Evaluating AI Agents – aicoursehub.io

About Course

In this course, you’ll build an AI agent, add observability to visualize and debug its steps, and evaluate its performance component-wise.

In detail, you’ll:

Distinguish between evaluating LLM-based systems and traditional software testing.
Explore the basic structure of AI agents – routers, skills, and memory – and implement an AI agent from scratch.
Add observability to the agent by collecting traces of the steps taken by the agent and visualizing the traces.
Choose the appropriate evaluator – code-based, LLM-as-a-Judge, and human annotations – for each component of the agent.
Set up evaluations for the skills and router decisions of the agent example using code-based and LLM-as-a-judge evaluators, by creating testing examples from collected traces and preparing detailed prompts for the LLM-as-a-judge.
Compute a convergence score to evaluate if the example agent can respond to a query in an efficient number of steps.
Run structured experiments to improve the performance of the agent by exploring changes to the prompt, LLM model, or the agent’s logic.
Understand how to deploy these evaluation techniques to monitor the agent’s performance in production.

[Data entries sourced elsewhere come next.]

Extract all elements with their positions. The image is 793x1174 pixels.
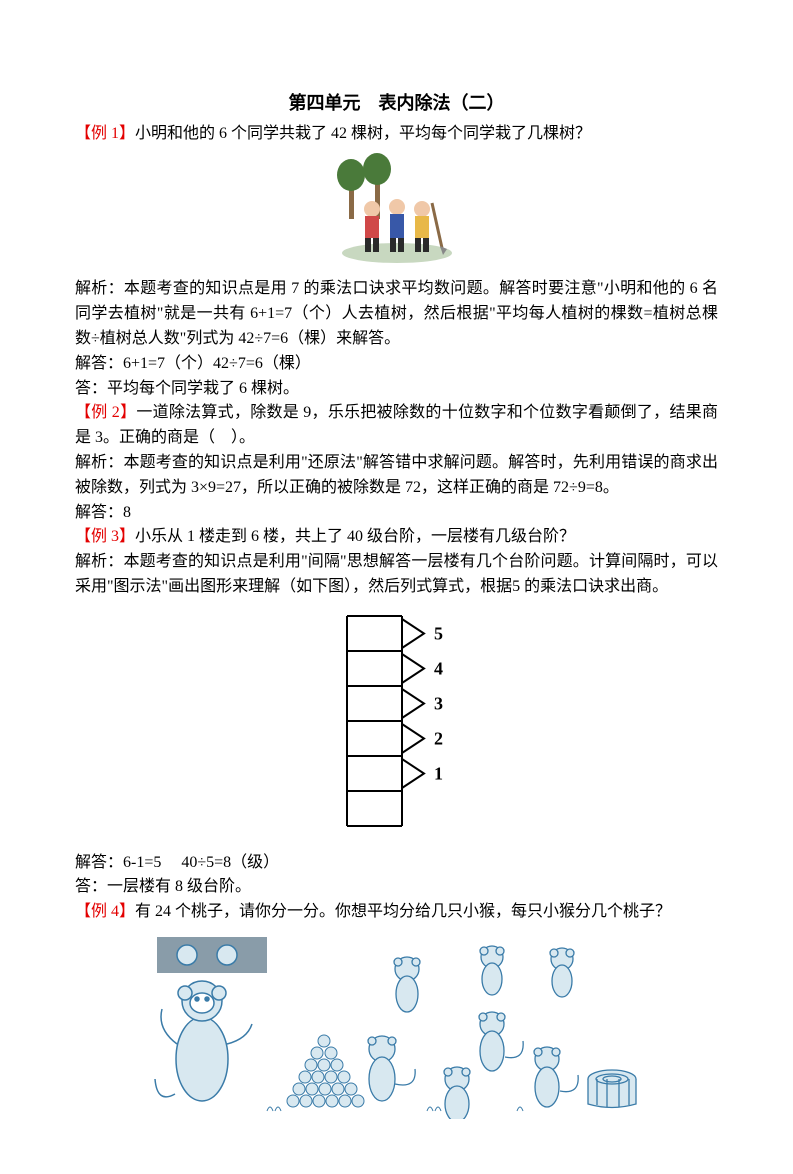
- svg-text:1: 1: [434, 763, 443, 783]
- svg-text:4: 4: [434, 658, 443, 678]
- ex3-stair-diagram: 5 4 3 2 1: [75, 606, 718, 845]
- ex3-analysis: 解析：本题考查的知识点是利用"间隔"思想解答一层楼有几个台阶问题。计算间隔时，可…: [75, 550, 718, 600]
- stair-diagram-icon: 5 4 3 2 1: [307, 606, 487, 836]
- ex2-q-text: 一道除法算式，除数是 9，乐乐把被除数的十位数字和个位数字看颠倒了，结果商是 3…: [75, 404, 718, 446]
- ex1-question: 【例 1】小明和他的 6 个同学共栽了 42 棵树，平均每个同学栽了几棵树？: [75, 122, 718, 147]
- ex3-answer-final: 答：一层楼有 8 级台阶。: [75, 875, 718, 900]
- ex1-label: 【例 1】: [75, 125, 135, 142]
- ex3-q-text: 小乐从 1 楼走到 6 楼，共上了 40 级台阶，一层楼有几级台阶？: [135, 528, 575, 545]
- monkeys-peaches-icon: [147, 929, 647, 1119]
- ex2-analysis: 解析：本题考查的知识点是利用"还原法"解答错中求解问题。解答时，先利用错误的商求…: [75, 451, 718, 501]
- ex4-q-text: 有 24 个桃子，请你分一分。你想平均分给几只小猴，每只小猴分几个桃子？: [135, 903, 671, 920]
- ex2-label: 【例 2】: [75, 404, 136, 421]
- kids-planting-icon: [327, 153, 467, 263]
- ex4-label: 【例 4】: [75, 903, 135, 920]
- ex1-answer-calc: 解答：6+1=7（个）42÷7=6（棵）: [75, 352, 718, 377]
- ex3-question: 【例 3】小乐从 1 楼走到 6 楼，共上了 40 级台阶，一层楼有几级台阶？: [75, 525, 718, 550]
- ex3-answer-calc: 解答：6-1=5 40÷5=8（级）: [75, 851, 718, 876]
- svg-text:2: 2: [434, 728, 443, 748]
- svg-text:3: 3: [434, 693, 443, 713]
- ex2-answer: 解答：8: [75, 501, 718, 526]
- svg-text:5: 5: [434, 623, 443, 643]
- ex1-analysis: 解析：本题考查的知识点是用 7 的乘法口诀求平均数问题。解答时要注意"小明和他的…: [75, 277, 718, 351]
- ex3-label: 【例 3】: [75, 528, 135, 545]
- ex1-answer-final: 答：平均每个同学栽了 6 棵树。: [75, 377, 718, 402]
- unit-title: 第四单元 表内除法（二）: [75, 90, 718, 118]
- page: 第四单元 表内除法（二） 【例 1】小明和他的 6 个同学共栽了 42 棵树，平…: [0, 0, 793, 1174]
- ex4-illustration: [75, 929, 718, 1128]
- ex4-question: 【例 4】有 24 个桃子，请你分一分。你想平均分给几只小猴，每只小猴分几个桃子…: [75, 900, 718, 925]
- ex1-illustration: [75, 153, 718, 272]
- ex1-q-text: 小明和他的 6 个同学共栽了 42 棵树，平均每个同学栽了几棵树？: [135, 125, 591, 142]
- ex2-question: 【例 2】一道除法算式，除数是 9，乐乐把被除数的十位数字和个位数字看颠倒了，结…: [75, 401, 718, 451]
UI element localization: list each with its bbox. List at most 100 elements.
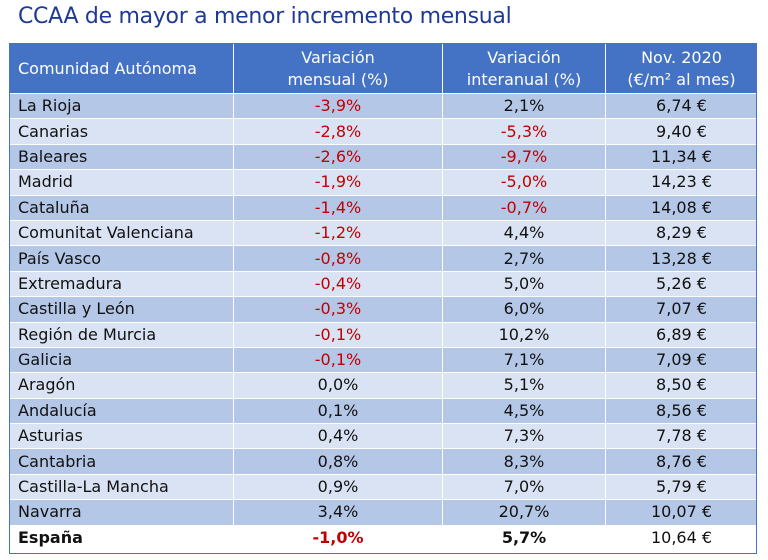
row-interanual: -5,0%	[442, 169, 606, 196]
row-mensual: 0,0%	[233, 372, 443, 399]
header-precio-line1: Nov. 2020	[641, 47, 722, 67]
header-mensual-line1: Variación	[301, 47, 375, 67]
table-row: Aragón 0,0% 5,1% 8,50 €	[9, 372, 758, 399]
row-mensual: 0,1%	[233, 397, 443, 425]
row-mensual: -1,4%	[233, 194, 443, 221]
table-row: Baleares -2,6% -9,7% 11,34 €	[9, 143, 758, 171]
table-row: Cataluña -1,4% -0,7% 14,08 €	[9, 194, 758, 221]
header-interanual: Variación interanual (%)	[442, 43, 606, 94]
row-region: Castilla-La Mancha	[9, 473, 234, 501]
row-precio: 7,07 €	[605, 296, 758, 323]
row-interanual: 5,1%	[442, 372, 606, 399]
row-interanual: -9,7%	[442, 143, 606, 171]
row-interanual: 20,7%	[442, 499, 606, 526]
row-interanual: 8,3%	[442, 448, 606, 475]
row-region: La Rioja	[9, 92, 234, 120]
row-precio: 7,78 €	[605, 423, 758, 450]
header-interanual-line2: interanual (%)	[466, 69, 582, 89]
row-mensual: 0,8%	[233, 448, 443, 475]
row-mensual: 0,4%	[233, 423, 443, 450]
page-title: CCAA de mayor a menor incremento mensual	[18, 4, 512, 29]
row-region: Galicia	[9, 346, 234, 374]
row-interanual: 2,7%	[442, 245, 606, 272]
row-interanual: 6,0%	[442, 296, 606, 323]
row-interanual: 5,0%	[442, 270, 606, 298]
table-row: Cantabria 0,8% 8,3% 8,76 €	[9, 448, 758, 475]
row-mensual: -1,2%	[233, 219, 443, 247]
total-row: España -1,0% 5,7% 10,64 €	[9, 524, 758, 552]
table-row: Galicia -0,1% 7,1% 7,09 €	[9, 346, 758, 374]
row-region: Aragón	[9, 372, 234, 399]
row-region: Asturias	[9, 423, 234, 450]
row-region: Castilla y León	[9, 296, 234, 323]
table-row: Castilla y León -0,3% 6,0% 7,07 €	[9, 296, 758, 323]
table-row: Extremadura -0,4% 5,0% 5,26 €	[9, 270, 758, 298]
row-interanual: 4,5%	[442, 397, 606, 425]
total-mensual: -1,0%	[233, 524, 443, 552]
total-interanual: 5,7%	[442, 524, 606, 552]
header-row: Comunidad Autónoma Variación mensual (%)…	[9, 43, 758, 94]
table-row: Navarra 3,4% 20,7% 10,07 €	[9, 499, 758, 526]
row-precio: 9,40 €	[605, 118, 758, 145]
table-row: Castilla-La Mancha 0,9% 7,0% 5,79 €	[9, 473, 758, 501]
row-precio: 14,08 €	[605, 194, 758, 221]
header-precio-line2: (€/m² al mes)	[627, 69, 736, 89]
row-precio: 11,34 €	[605, 143, 758, 171]
row-interanual: 7,3%	[442, 423, 606, 450]
total-precio: 10,64 €	[605, 524, 758, 552]
row-precio: 6,89 €	[605, 321, 758, 348]
table-row: Asturias 0,4% 7,3% 7,78 €	[9, 423, 758, 450]
row-precio: 6,74 €	[605, 92, 758, 120]
row-mensual: -0,3%	[233, 296, 443, 323]
row-region: Madrid	[9, 169, 234, 196]
row-region: Comunitat Valenciana	[9, 219, 234, 247]
row-precio: 10,07 €	[605, 499, 758, 526]
row-precio: 14,23 €	[605, 169, 758, 196]
row-precio: 5,26 €	[605, 270, 758, 298]
row-mensual: -0,1%	[233, 321, 443, 348]
header-comunidad: Comunidad Autónoma	[9, 43, 234, 94]
row-mensual: -2,8%	[233, 118, 443, 145]
row-mensual: 0,9%	[233, 473, 443, 501]
row-region: País Vasco	[9, 245, 234, 272]
row-precio: 13,28 €	[605, 245, 758, 272]
header-mensual: Variación mensual (%)	[233, 43, 443, 94]
table-row: Región de Murcia -0,1% 10,2% 6,89 €	[9, 321, 758, 348]
row-mensual: -0,4%	[233, 270, 443, 298]
row-interanual: 2,1%	[442, 92, 606, 120]
row-interanual: -5,3%	[442, 118, 606, 145]
row-region: Navarra	[9, 499, 234, 526]
table-row: Andalucía 0,1% 4,5% 8,56 €	[9, 397, 758, 425]
total-region: España	[9, 524, 234, 552]
row-precio: 8,56 €	[605, 397, 758, 425]
row-region: Cataluña	[9, 194, 234, 221]
row-precio: 8,29 €	[605, 219, 758, 247]
row-mensual: -3,9%	[233, 92, 443, 120]
row-precio: 8,76 €	[605, 448, 758, 475]
row-mensual: -0,1%	[233, 346, 443, 374]
table-row: Comunitat Valenciana -1,2% 4,4% 8,29 €	[9, 219, 758, 247]
table-row: La Rioja -3,9% 2,1% 6,74 €	[9, 92, 758, 120]
row-region: Baleares	[9, 143, 234, 171]
data-table: Comunidad Autónoma Variación mensual (%)…	[9, 43, 758, 552]
table-body: La Rioja -3,9% 2,1% 6,74 € Canarias -2,8% -5,3…	[9, 92, 758, 552]
row-interanual: 10,2%	[442, 321, 606, 348]
table-header: Comunidad Autónoma Variación mensual (%)…	[9, 43, 758, 94]
header-mensual-line2: mensual (%)	[287, 69, 389, 89]
row-precio: 8,50 €	[605, 372, 758, 399]
row-mensual: -0,8%	[233, 245, 443, 272]
row-region: Extremadura	[9, 270, 234, 298]
row-interanual: -0,7%	[442, 194, 606, 221]
row-precio: 7,09 €	[605, 346, 758, 374]
table-row: Madrid -1,9% -5,0% 14,23 €	[9, 169, 758, 196]
row-mensual: -1,9%	[233, 169, 443, 196]
header-interanual-line1: Variación	[487, 47, 561, 67]
row-precio: 5,79 €	[605, 473, 758, 501]
row-mensual: -2,6%	[233, 143, 443, 171]
row-region: Andalucía	[9, 397, 234, 425]
row-interanual: 7,0%	[442, 473, 606, 501]
row-interanual: 4,4%	[442, 219, 606, 247]
row-region: Canarias	[9, 118, 234, 145]
row-region: Cantabria	[9, 448, 234, 475]
row-region: Región de Murcia	[9, 321, 234, 348]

By the end of this course, you’ll know how to trace AI agents, systematically evaluate them, and improve their performance.

Learn how to add observability to your agent to gain insights into its steps and know how to debug it.
Learn how to set up evaluations for the agent components by preparing testing examples, choosing the appropriate evaluator (code-based or LLM-as-a-Judge), and identifying the right metrics.
Learn how to structure your evaluation into experiments to iterate on and improve the output quality and the path taken by your agent.